Openness is about our attitude to others and what they care about. It takes openness sustained over a period of time to build (or rebuild) relationships. To understand the human needs underlying the thoughts and actions of other people – and our own. And to constantly seek to expand communication bandwidth between ‘us’ and ‘them’ so there’s resilience in our relationships, even where there’s disagreement.
Creativity is about the potential for each and every conversation to create something of value – by addressing the basic needs of those involved. This spirit of creativity can take some work to develop. It has to be quite robust – stubborn, even – as our needs are often expressed in a negative form precisely because they’re not being met.
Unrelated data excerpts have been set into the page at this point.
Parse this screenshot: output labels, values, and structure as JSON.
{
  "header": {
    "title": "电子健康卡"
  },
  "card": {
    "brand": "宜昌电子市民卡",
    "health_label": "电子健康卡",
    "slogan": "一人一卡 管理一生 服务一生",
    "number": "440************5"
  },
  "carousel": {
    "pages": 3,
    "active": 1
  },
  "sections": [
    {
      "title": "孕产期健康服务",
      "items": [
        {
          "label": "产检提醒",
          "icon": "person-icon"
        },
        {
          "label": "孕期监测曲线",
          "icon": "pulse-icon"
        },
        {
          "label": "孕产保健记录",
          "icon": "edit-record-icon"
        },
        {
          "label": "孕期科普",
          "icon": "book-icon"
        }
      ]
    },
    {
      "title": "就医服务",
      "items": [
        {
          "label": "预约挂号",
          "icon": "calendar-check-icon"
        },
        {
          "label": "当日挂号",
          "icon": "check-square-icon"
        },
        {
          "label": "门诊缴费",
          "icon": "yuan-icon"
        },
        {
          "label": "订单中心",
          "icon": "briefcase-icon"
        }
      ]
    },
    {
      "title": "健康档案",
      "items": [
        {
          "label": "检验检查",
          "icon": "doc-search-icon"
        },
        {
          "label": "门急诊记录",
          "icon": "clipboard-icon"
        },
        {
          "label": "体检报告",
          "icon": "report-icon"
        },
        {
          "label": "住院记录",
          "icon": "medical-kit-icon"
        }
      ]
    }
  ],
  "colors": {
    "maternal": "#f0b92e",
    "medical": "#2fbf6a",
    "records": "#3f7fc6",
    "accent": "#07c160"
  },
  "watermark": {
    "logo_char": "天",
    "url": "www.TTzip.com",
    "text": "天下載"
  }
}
Understanding First is about developing the discipline of being clear about what the other person is saying as the initial goal in any conversation. It means working to articulate our understanding of what’s being said to us before challenging it or expressing our own view. If there’s one golden rule of Creative Conversation, this is it.
Challenging is about how to create value when people see things differently and test what’s being said in a way that opens things up and creates stronger connection, rather than shutting things down or causing rows. Challenging is always, well, challenging. But when done well it can transform the most difficult situations and dysfunctional relationships, and be a great spur to progress.
Being understood is about ensuring that what we ourselves ‘transmit’ is received with clarity and understanding by whoever we’re talking to. It’s about framing and ordering what we’re saying in ways that ward off hidden confusion (and the problems that can flow from it) and help the listener fully understand.
All of these factors are overseen by our ‘Conversation Manager’. This is the part of our consciousness that works away in the background to decide, moment by moment, who to talk to, what to talk about, whether or not there’s value in it, and where, when and how that conversation might best happen. Creative Conversation makes us more aware of our Conversation Manager so we can manage conversations better.